In the meantime, clinicians are concentrating on treating people who have the disease, whose progress differs from one patient to another.

Some Covid patients get worse remarkably quickly,” said lead researcher on inflammation research Professor Bart Lambrecht.

Once a patient lands in intensive care, there is often a long list of complications: kidney failure, blockage of the liver, problems with the blood and respiration. People often have fever for a very long time, much longer than we see normally. You don’t get that with a normal lung infection.”

The priority for those patients is to treat them in any way possible before those complications prove fatal. Doctors then turn to existing medication, like the anti-malarial chloroquine, on the one hand, which was tested on lab samples of the SARS virus – itself a coronavirus – in 2003-2004 with promising results. And like Leukine.

We’re looking at medicines that protect the lungs and especially the alveoli [the air sacs that are clustered throughout the lungs and which are where the blood is oxygenated before being returned to the heart to be sent out into the body] and which see to it that the patient no longer has fever,” Prof Lambrecht said.

“That way you can prevent people from having to end up in intensive care. It also helps patients already there to return to a normal ward faster. The less time anyone spends in intensive care the better.”

Leukine works on lung cells called alveolar macrophages, which are attacked by the Covid-19 infection.

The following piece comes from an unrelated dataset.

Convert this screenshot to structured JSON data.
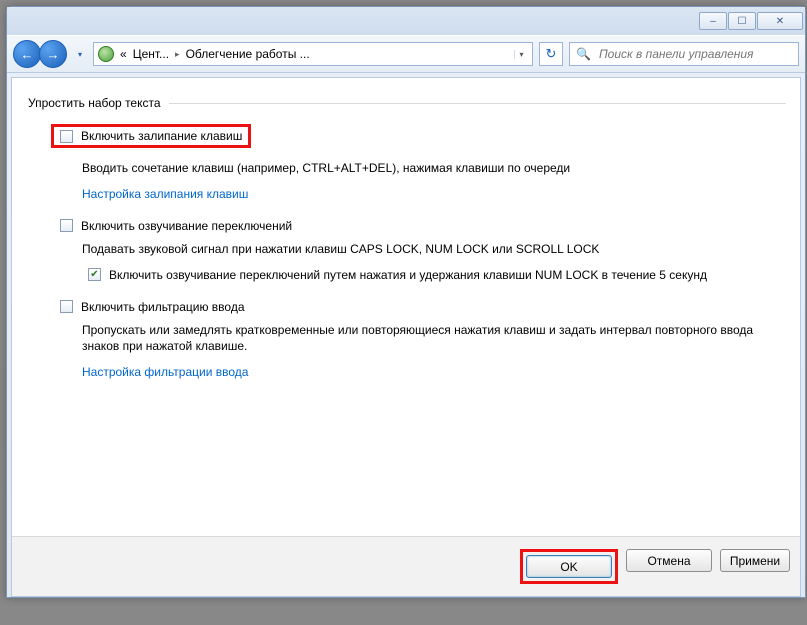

We hope to be able to reverse that process by administering Leukine via a nebuliser [which creates a mist which is then inhaled by the patient]. If the alveolar macrophages can work normally again, the lung repairs faster, and hopefully we can prevent the patient landing in intensive care.”

The research begins today, with the drug being given to patients in Ghent university hospital. Later, the trial will extend out to the Sint-Jan hospital in Bruges. In the meantime, research teams in Italy and Germany have expressed an interest in taking part in the project.